Ertesi gün Hamit Hun, liseye gider. Müdüre edebiyat hocasıyla konuşmak istediğini söyler. Çok geçmeden Edebiyat hocası, müdürün odasına gelir.

“Buyurun Hamit Bey, benimle konuşmak istemişsiniz”

Hamit Hun, sakin bir şekilde devam eder:

“Dün gece uyuyamadım. Osmanlı şairleriyle ilgili kafama sorular takıldı. Belki Edebiyat hocası olarak senden cevabını alırım diye geldim.”

“Buyurun Hamit Bey!”

“Fuzûlî’nin aşk anlayışındaki metafizik derinlik ile Bâkî’nin, aşkı dünyevî bir zevk olarak ele alışı, Osmanlı şiirinde ‘aşkın kaynağı’ sorusuna nasıl iki farklı cevap üretir?”

Zor soru karşısında Edebiyat hocası bocalar, kekeler gibi konuşur.

Hamit Hun devam eder.

“Anladım cevabını siz de bilmiyorsunuz. Umarım ikinci sorumun cevabını verirsiniz.”

“Buyurun efendim”

“Divan şiirinde ‘ben’ sürekli bir tevazu maskesi altında gizlenir; oysa Fuzûlî’de ben ‘mahrumiyetin öznesi’, Nef‘î’de ‘öfkenin sesi’, Şeyh Gâlib’de ise ‘ayna metafiziğinin’ özüdür. Bu farklı benlik biçimleri, Osmanlı şiirinde hakikat arayışının şiirsel biçimle çatıştığını gösterir mi?”

Edebiyat hocası bu zor sorular karşısında bocalar.

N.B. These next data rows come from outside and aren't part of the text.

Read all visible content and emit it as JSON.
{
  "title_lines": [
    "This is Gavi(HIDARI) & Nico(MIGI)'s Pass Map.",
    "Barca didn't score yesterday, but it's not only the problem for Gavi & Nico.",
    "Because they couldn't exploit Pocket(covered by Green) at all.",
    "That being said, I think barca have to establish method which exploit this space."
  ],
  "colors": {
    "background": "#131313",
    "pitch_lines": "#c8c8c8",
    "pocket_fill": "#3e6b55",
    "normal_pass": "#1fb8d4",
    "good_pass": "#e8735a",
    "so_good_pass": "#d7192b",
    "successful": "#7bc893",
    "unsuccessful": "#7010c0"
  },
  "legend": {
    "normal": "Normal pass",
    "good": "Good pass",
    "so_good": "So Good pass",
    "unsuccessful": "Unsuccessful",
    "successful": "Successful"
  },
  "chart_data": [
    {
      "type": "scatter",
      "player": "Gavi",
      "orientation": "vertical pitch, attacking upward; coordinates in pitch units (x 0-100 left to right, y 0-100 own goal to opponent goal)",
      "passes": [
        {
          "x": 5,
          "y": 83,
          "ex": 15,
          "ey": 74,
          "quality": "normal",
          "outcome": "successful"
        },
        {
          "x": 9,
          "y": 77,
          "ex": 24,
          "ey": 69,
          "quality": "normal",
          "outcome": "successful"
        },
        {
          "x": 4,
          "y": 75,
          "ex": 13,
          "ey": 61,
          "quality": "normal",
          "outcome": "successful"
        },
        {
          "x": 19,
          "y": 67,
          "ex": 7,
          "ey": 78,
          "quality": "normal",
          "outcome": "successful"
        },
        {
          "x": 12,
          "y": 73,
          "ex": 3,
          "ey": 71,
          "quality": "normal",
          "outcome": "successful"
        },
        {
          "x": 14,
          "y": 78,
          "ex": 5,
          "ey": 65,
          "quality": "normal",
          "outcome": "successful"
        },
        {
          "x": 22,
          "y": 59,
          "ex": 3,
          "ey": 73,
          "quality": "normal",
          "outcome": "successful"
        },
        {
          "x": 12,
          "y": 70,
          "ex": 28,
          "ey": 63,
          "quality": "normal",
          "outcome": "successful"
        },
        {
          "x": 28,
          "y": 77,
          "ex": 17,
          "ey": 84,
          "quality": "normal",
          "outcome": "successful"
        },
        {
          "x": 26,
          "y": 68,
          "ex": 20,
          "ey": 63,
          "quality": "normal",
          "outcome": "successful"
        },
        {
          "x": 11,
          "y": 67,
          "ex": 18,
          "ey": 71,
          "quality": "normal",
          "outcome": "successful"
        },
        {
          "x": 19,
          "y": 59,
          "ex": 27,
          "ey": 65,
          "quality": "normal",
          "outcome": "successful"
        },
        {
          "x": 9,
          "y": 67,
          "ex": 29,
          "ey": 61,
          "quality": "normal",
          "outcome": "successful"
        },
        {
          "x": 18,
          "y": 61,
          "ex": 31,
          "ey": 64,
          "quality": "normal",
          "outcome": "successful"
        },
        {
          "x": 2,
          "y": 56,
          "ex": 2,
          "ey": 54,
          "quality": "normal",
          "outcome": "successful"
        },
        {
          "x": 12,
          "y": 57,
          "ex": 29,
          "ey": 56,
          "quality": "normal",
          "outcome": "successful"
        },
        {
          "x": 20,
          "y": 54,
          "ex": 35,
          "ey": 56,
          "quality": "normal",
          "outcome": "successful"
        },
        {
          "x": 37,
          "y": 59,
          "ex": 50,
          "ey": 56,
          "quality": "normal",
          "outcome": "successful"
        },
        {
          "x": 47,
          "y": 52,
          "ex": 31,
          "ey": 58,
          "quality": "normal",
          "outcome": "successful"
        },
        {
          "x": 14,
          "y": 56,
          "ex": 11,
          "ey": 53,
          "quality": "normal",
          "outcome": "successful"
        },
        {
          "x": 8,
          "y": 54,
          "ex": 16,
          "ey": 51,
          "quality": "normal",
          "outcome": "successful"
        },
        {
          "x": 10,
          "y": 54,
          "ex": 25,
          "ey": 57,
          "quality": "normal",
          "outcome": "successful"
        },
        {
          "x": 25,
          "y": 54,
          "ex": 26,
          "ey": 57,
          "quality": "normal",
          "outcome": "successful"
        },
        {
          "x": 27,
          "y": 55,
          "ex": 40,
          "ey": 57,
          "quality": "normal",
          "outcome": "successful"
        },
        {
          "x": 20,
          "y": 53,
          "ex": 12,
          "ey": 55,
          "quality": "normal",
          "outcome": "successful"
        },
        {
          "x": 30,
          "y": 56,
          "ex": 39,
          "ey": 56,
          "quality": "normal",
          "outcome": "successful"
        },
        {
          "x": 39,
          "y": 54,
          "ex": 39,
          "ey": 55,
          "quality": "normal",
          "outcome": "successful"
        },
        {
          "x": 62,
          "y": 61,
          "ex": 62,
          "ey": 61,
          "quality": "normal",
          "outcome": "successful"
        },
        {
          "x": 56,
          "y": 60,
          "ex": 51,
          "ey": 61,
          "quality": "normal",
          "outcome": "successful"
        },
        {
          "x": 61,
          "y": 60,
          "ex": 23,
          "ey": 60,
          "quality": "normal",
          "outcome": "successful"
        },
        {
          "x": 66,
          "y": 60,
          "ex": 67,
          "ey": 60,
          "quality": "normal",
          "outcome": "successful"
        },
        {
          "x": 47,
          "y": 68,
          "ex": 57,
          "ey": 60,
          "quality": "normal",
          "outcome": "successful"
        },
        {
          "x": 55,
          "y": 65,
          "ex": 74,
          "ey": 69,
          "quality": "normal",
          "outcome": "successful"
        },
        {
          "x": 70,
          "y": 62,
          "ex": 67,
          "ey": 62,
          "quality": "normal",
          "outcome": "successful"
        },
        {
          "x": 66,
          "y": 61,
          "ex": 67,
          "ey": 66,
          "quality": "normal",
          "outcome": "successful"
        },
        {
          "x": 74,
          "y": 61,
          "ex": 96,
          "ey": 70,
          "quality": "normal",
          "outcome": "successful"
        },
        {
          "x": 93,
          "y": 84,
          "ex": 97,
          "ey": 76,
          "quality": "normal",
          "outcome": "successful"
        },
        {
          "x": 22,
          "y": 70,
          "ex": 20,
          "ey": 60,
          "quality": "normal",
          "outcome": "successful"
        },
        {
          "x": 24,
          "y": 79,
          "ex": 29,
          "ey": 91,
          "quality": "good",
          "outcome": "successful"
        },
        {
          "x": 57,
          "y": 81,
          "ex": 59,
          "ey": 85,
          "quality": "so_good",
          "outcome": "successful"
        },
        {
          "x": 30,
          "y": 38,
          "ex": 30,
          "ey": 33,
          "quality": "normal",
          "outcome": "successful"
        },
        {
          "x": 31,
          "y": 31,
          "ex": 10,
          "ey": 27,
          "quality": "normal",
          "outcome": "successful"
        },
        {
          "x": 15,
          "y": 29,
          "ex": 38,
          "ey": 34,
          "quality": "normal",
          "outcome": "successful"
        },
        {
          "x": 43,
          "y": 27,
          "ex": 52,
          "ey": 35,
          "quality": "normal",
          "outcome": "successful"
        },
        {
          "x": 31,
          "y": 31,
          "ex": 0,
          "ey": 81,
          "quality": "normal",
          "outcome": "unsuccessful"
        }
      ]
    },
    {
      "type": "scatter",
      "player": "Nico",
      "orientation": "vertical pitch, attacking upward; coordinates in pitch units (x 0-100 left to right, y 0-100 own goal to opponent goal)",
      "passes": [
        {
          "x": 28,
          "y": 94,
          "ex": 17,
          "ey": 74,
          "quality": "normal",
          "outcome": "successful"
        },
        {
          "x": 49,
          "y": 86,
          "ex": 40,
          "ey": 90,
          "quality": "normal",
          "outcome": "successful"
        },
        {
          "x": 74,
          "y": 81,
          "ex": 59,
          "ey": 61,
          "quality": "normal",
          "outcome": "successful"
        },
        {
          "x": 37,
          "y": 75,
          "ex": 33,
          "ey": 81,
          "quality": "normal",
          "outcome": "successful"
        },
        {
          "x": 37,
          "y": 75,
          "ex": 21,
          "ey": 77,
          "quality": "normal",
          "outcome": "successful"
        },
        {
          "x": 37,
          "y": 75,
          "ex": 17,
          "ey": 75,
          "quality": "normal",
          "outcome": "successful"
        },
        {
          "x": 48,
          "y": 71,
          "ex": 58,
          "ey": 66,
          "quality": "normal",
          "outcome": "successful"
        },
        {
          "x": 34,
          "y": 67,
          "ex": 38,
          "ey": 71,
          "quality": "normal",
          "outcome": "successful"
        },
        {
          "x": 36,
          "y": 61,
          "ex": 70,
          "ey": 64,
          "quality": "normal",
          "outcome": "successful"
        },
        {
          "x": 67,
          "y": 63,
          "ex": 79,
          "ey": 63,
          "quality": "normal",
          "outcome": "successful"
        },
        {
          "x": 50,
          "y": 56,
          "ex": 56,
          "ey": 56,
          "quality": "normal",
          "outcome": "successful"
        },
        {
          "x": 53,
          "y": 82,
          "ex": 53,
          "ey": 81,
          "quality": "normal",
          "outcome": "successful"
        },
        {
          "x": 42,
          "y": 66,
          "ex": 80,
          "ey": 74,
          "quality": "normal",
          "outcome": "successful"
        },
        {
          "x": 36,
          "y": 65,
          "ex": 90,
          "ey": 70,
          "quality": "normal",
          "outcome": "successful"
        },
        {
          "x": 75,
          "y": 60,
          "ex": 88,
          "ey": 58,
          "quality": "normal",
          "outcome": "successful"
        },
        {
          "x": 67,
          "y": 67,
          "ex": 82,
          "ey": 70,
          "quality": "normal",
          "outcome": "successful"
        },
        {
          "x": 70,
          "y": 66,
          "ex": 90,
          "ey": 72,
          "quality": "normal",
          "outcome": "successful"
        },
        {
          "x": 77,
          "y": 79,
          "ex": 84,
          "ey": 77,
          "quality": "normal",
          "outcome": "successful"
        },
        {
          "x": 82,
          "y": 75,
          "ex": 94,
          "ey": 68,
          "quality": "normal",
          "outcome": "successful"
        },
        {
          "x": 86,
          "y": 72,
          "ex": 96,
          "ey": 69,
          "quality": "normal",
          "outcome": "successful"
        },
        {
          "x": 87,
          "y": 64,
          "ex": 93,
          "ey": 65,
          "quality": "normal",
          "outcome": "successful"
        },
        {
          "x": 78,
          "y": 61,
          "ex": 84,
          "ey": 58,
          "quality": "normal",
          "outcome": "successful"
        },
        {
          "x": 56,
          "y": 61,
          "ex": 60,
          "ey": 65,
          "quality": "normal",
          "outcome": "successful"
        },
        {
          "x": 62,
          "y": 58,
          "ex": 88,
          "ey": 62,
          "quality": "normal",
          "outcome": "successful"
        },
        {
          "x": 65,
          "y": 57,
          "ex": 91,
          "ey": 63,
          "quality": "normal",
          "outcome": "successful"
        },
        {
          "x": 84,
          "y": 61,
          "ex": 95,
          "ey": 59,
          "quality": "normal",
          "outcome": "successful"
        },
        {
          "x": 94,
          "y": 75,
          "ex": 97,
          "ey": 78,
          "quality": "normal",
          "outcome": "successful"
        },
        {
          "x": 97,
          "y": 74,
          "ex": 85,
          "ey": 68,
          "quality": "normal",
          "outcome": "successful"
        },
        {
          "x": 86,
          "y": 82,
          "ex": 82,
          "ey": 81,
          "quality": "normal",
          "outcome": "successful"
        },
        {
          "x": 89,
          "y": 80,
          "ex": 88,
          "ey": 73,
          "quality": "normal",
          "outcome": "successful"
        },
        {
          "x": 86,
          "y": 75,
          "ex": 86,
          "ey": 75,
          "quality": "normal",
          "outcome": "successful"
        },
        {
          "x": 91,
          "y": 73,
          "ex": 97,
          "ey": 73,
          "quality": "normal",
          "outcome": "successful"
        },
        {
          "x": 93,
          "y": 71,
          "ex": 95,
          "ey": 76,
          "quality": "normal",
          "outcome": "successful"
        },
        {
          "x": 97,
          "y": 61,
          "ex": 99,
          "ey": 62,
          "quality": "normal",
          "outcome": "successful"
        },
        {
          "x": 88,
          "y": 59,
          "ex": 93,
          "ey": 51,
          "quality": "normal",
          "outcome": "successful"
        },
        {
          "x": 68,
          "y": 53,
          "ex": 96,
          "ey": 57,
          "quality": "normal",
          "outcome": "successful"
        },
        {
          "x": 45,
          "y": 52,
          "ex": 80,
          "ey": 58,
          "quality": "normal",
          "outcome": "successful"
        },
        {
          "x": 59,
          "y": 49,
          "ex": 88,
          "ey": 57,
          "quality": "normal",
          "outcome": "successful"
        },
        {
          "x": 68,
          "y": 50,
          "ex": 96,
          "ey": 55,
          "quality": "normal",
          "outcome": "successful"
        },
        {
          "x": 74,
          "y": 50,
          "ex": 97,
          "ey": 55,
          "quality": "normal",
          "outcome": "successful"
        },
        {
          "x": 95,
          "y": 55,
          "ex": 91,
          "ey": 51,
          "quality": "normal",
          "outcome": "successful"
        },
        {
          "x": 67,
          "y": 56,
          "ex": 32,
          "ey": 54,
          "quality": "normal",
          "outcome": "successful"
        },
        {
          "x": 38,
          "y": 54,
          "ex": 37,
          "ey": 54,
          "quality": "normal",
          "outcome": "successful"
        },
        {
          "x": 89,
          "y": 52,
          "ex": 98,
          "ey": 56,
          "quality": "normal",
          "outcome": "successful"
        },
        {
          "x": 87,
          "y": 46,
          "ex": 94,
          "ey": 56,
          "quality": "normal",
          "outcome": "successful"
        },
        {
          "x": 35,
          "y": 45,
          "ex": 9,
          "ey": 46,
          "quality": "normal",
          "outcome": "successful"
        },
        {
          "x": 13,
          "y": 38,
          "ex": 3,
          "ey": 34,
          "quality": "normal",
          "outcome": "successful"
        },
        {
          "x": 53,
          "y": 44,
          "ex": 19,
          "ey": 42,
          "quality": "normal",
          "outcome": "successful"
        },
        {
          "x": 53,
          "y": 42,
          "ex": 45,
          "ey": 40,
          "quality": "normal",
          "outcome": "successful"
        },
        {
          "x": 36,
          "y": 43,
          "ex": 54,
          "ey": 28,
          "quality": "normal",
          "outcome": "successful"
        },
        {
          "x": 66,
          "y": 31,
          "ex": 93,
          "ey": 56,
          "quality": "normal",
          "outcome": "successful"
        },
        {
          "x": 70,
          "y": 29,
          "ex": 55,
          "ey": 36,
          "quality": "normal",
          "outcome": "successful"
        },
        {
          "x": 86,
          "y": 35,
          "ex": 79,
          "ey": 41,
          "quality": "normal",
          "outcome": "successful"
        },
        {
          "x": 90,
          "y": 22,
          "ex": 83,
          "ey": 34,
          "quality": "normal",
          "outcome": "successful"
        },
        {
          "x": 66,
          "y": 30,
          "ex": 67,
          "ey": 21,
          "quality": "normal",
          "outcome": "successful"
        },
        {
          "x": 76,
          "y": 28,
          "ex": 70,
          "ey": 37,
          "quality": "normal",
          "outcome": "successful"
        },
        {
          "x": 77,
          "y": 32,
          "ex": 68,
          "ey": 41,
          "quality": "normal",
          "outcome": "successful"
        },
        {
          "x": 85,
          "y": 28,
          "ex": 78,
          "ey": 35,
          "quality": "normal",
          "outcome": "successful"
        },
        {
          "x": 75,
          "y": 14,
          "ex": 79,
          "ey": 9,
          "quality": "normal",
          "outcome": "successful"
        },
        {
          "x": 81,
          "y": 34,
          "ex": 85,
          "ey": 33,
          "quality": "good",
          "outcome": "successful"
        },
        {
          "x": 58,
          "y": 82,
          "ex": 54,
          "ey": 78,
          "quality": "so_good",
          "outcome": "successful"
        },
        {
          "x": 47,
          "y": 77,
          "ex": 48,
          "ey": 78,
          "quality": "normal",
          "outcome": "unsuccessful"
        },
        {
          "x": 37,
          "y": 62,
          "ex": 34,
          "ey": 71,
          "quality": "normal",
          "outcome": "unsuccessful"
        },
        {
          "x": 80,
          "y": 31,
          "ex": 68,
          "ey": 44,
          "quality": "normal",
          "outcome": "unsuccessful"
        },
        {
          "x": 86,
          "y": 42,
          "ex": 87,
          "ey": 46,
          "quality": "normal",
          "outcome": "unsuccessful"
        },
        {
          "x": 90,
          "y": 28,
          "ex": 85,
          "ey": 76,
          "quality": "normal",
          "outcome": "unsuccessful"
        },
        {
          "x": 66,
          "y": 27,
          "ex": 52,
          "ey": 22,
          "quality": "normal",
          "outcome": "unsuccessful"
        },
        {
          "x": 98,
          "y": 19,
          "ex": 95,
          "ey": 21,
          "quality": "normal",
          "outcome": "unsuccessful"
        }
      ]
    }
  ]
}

Hamit Hun fırsatı kaçırmaz:

“Anlamadığım şey şu! Bakü’de hümanist Cebiş Müellim var, Iğdır’da Şovenist Müellim var. Sakın ola, siz de benim kızım gibi elinize çantanızı alıp koşarak eve gidip, çantanızı odanın bir köşesine fırlatırken, ‘Bu Kürt velilerin soru sormasına artık tahammül edemiyorum. Şovenistlik yapıp bana zor sorular soruyorlar’ demeyiniz.”

Demokrasi Nedir?

Bir gün eğitimli bir genç, Hamit Hun’a sorar:
“Amca, sana göre demokrasi nedir?”

Hamit Hun biraz düşünür, sonra şöyle cevap verir:
“Evlat, rüyalarım iki türlüdür. Normal ve huzurlu rüyalarımda kahraman hep ben olurum. İstediğimi yaparım, özgür olurum. Gerçek hayatta yapamadıklarımı rüyamda yapabilmek bana büyük mutluluk verir. Hatta uyandığımda ‘Keşke hiç uyanmasaydım, rüyam biraz daha sürseydi’ diye hüzünlenirim. Ama bazen rüya yerine kâbus görürüm. Kâbusta artık kahraman değilim. Sürekli korkan, başına yeni felaketler gelmesinden endişe eden biri olurum. Kâbus bitse de bu korkulardan kurtulsam diye sabırsızlanırım. Bazı kâbuslar o kadar korkunç olur ki uyandığım halde o kâbus geri gelecek diye yatağa gitmeye bile korkarım.”

Genç, dayanamayıp sorar:
“İyi de Hamit amca, bunun demokrasiyle ne ilgisi var?”

Hamit Hun, gülümser:
“Evlat, bir ülkenin başına bazen bir diktatör oturur. İşte o zaman o ülkede yaşayan insanlar kâbus görür gibi yaşarlar. Hep korku içindedirler, ‘Şu diktatör geberse de kurtulsak’ diye iç geçirirler. Ama bazen de insanlar, huzurlu ve mutlu rüyalarda olduğu gibi kendilerini özgür ve değerli hisseder, istediklerini söyleyip yapabileceklerini bilirler. İşte bir ülkede yaşayan bireylerin her istediklerini yapabileceklerine inandıkları yönetime demokrasi denir.”